Screenshot of Little AlchemyThe main concept of the game is to drag icons of real life objects on top of each other, combining them to make new items.

At first there are only a few options: Water, Earth, Fire, Air. The classics. Not hard to just play around with different combinations and see how this game works.

Fire + Water = Steam. Makes sense.

Water + Earth = Mud. Great.

Now I wonder what happens if I combine steam and mud….

After a while you start to get a sense for how this universe works.

Developing heuristics

After a while I start to see patterns. If I combine the same thing with itself I get a bigger version of that thing; can I do that with everything? Fire seems transform most items. When I find out how to make paper or wood, I’m probably going to try to throw those on the fire too.

Combinations quickly multiply.

Before long I have hundreds of items of all sorts. Too many to keep in my head. I start to think I’m probably missing combinations, or I’ve forgotten what combinations I’ve already tried. I know I tried putting wood into fire but I did I put wood into the campfire? Am I missing some obvious combination that’s right in front of me?

Using an Oracle

That’s when I start googling around for hints and suggestions. This part gets a bit cheaty, but at the time it was what I needed to do to get a handle on the problem and keep making progress. I found a site that would randomly show me an item, and I could use that to see if I had the pieces I needed to make it. No more guessing, I was given the right answer.

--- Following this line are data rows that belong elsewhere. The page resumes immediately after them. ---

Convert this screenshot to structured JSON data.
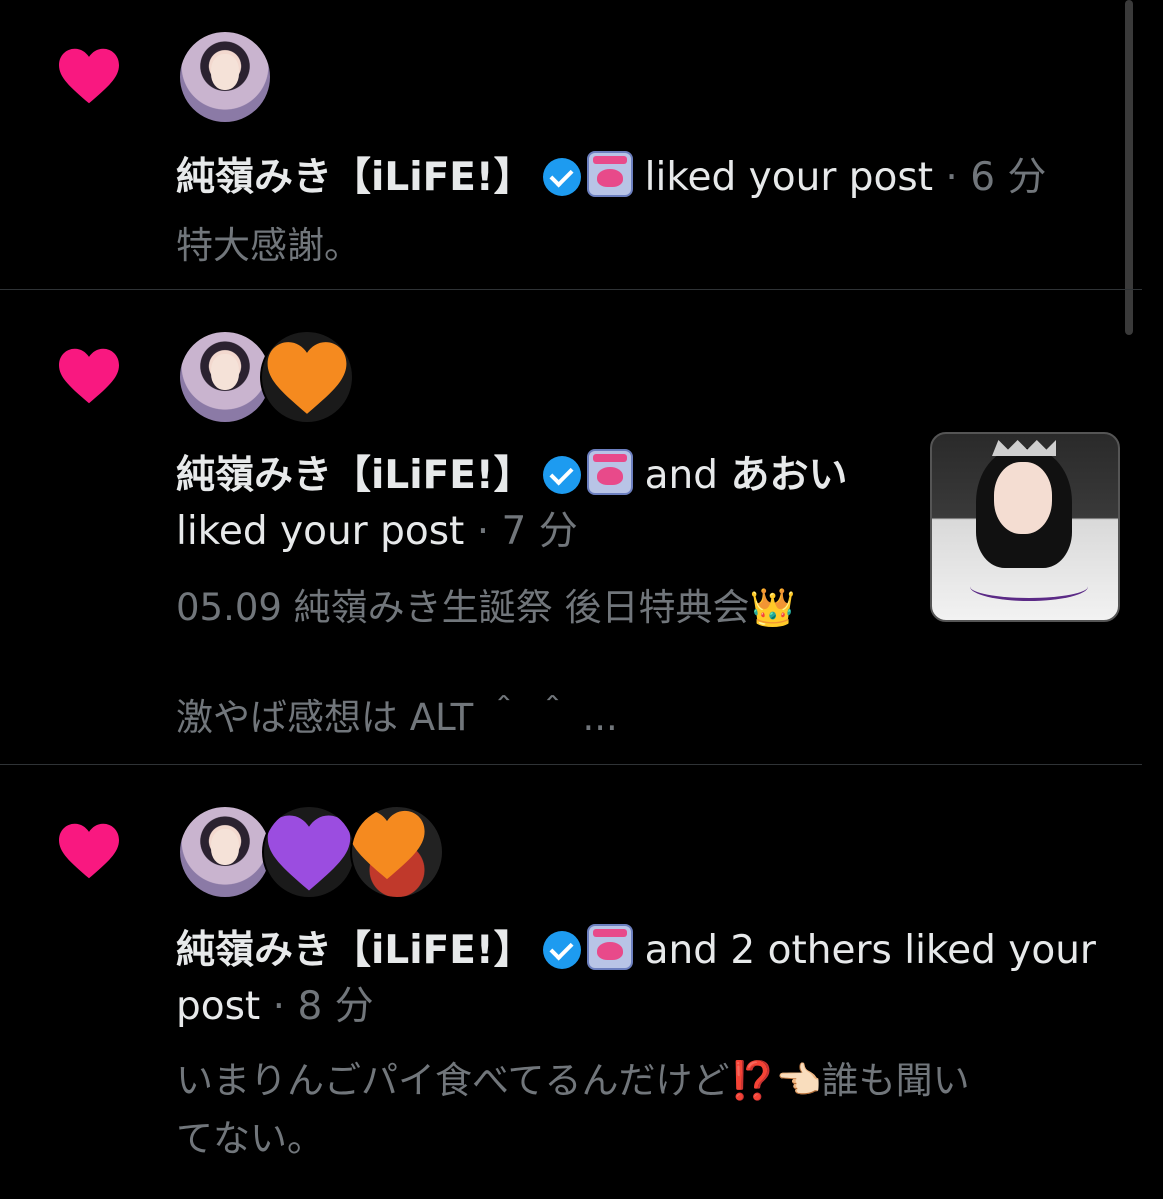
{
  "notifications": [
    {
      "name": "純嶺みき【iLiFE!】",
      "action": "liked your post",
      "time": "6 分",
      "preview": [
        "特大感謝。"
      ]
    },
    {
      "name": "純嶺みき【iLiFE!】",
      "joiner": "and",
      "other_name": "あおい",
      "action": "liked your post",
      "time": "7 分",
      "preview": [
        "05.09 純嶺みき生誕祭 後日特典会👑",
        "激やば感想は ALT ＾ ＾ ..."
      ]
    },
    {
      "name": "純嶺みき【iLiFE!】",
      "action_line1": "and 2 others liked your",
      "action_line2": "post",
      "time": "8 分",
      "preview": [
        "いまりんごパイ食べてるんだけど⁉️👈🏻誰も聞い",
        "てない。"
      ]
    }
  ],
  "icons": {
    "like": "heart-icon",
    "verified": "verified-badge-icon",
    "affiliate": "ilife-logo-icon",
    "reaction_orange": "orange-heart-emoji",
    "reaction_purple": "purple-heart-emoji"
  },
  "colors": {
    "like_heart": "#f91880",
    "verified": "#1d9bf0",
    "muted_text": "#71767b",
    "divider": "#2f3336",
    "orange_heart": "#f58a1f",
    "purple_heart": "#9b4de0"
  }
}
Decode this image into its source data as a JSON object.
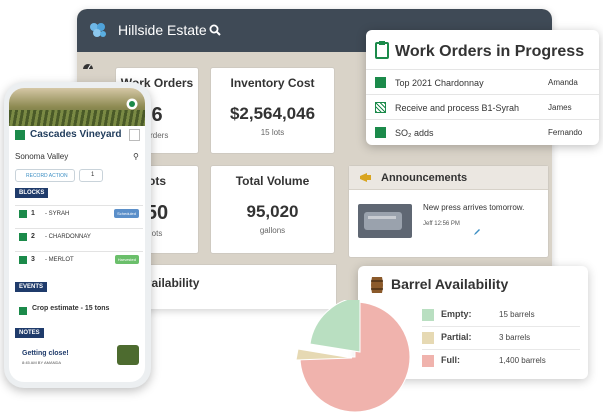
{
  "app": {
    "title": "Hillside Estate"
  },
  "tiles": [
    {
      "label": "Work Orders",
      "value": "6",
      "sub": "orders"
    },
    {
      "label": "Inventory Cost",
      "value": "$2,564,046",
      "sub": "15 lots"
    },
    {
      "label": "ots",
      "value": "50",
      "sub": "ots"
    },
    {
      "label": "Total Volume",
      "value": "95,020",
      "sub": "gallons"
    }
  ],
  "announcements": {
    "title": "Announcements",
    "text": "New press arrives tomorrow.",
    "meta": "Jeff 12:56 PM"
  },
  "availability": {
    "title": "k Availability"
  },
  "work_orders": {
    "title": "Work Orders in Progress",
    "rows": [
      {
        "name": "Top 2021 Chardonnay",
        "person": "Amanda"
      },
      {
        "name": "Receive and process B1-Syrah",
        "person": "James"
      },
      {
        "name": "SO₂ adds",
        "person": "Fernando"
      }
    ]
  },
  "barrel": {
    "title": "Barrel Availability",
    "rows": [
      {
        "label": "Empty:",
        "value": "15 barrels",
        "color": "#b9dfc1"
      },
      {
        "label": "Partial:",
        "value": "3 barrels",
        "color": "#e6d9b3"
      },
      {
        "label": "Full:",
        "value": "1,400 barrels",
        "color": "#f0b3ad"
      }
    ]
  },
  "phone": {
    "vineyard": "Cascades Vineyard",
    "region": "Sonoma Valley",
    "record_action": "RECORD ACTION",
    "count": "1",
    "blocks_label": "BLOCKS",
    "blocks": [
      {
        "num": "1",
        "variety": "- SYRAH",
        "tag": "Scheduled",
        "tag_color": "#5b8fc9"
      },
      {
        "num": "2",
        "variety": "- CHARDONNAY",
        "tag": "",
        "tag_color": ""
      },
      {
        "num": "3",
        "variety": "- MERLOT",
        "tag": "Harvested",
        "tag_color": "#6bbf6b"
      }
    ],
    "events_label": "EVENTS",
    "event": "Crop estimate - 15 tons",
    "notes_label": "NOTES",
    "note_title": "Getting close!",
    "note_meta": "8:45 AM BY AMANDA"
  }
}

I suppose this is where I could veer off into automation, but where’s the fun in that? After a while, I started to exhaust the hint system anyway; with only random items the ratio of new to known items started to decline. ROI went down. My oracle was getting less useful, not telling me anything new.

Brute force

There were still an intractable number of items and I had seen enough unexpected combinations that I didn’t trust myself to reason them all out myself. So instead, I turned to brute force.

First item on the list. Try to combine with every item below it. Repeat.

Now I should really think about automation if my goal was to just find all combinations. This is a pure algorithm with finite steps since the game promises a finite number of items. But things start to change after using this for a few iterations manually. Happily the game removes items that have no undiscovered combinations, so in theory the complexity will peak and game will start get simpler again. (Wouldn’t it be nice if software always got simpler with time?) Moreover, a little bit of brute force starts to show patterns that I hadn’t been aware of before. I start to skip ahead: “aha! if that combination works, then I bet this other one will too…” One new strategy begets another!

Inference and deduction

I reach a breaking point where items are being removed from play more and more often. This feels like the home stretch but brute forcing it will still take ages. Often, though, an item only has one or two combinations left to discover before it’s exhausted. I use this to my advantage.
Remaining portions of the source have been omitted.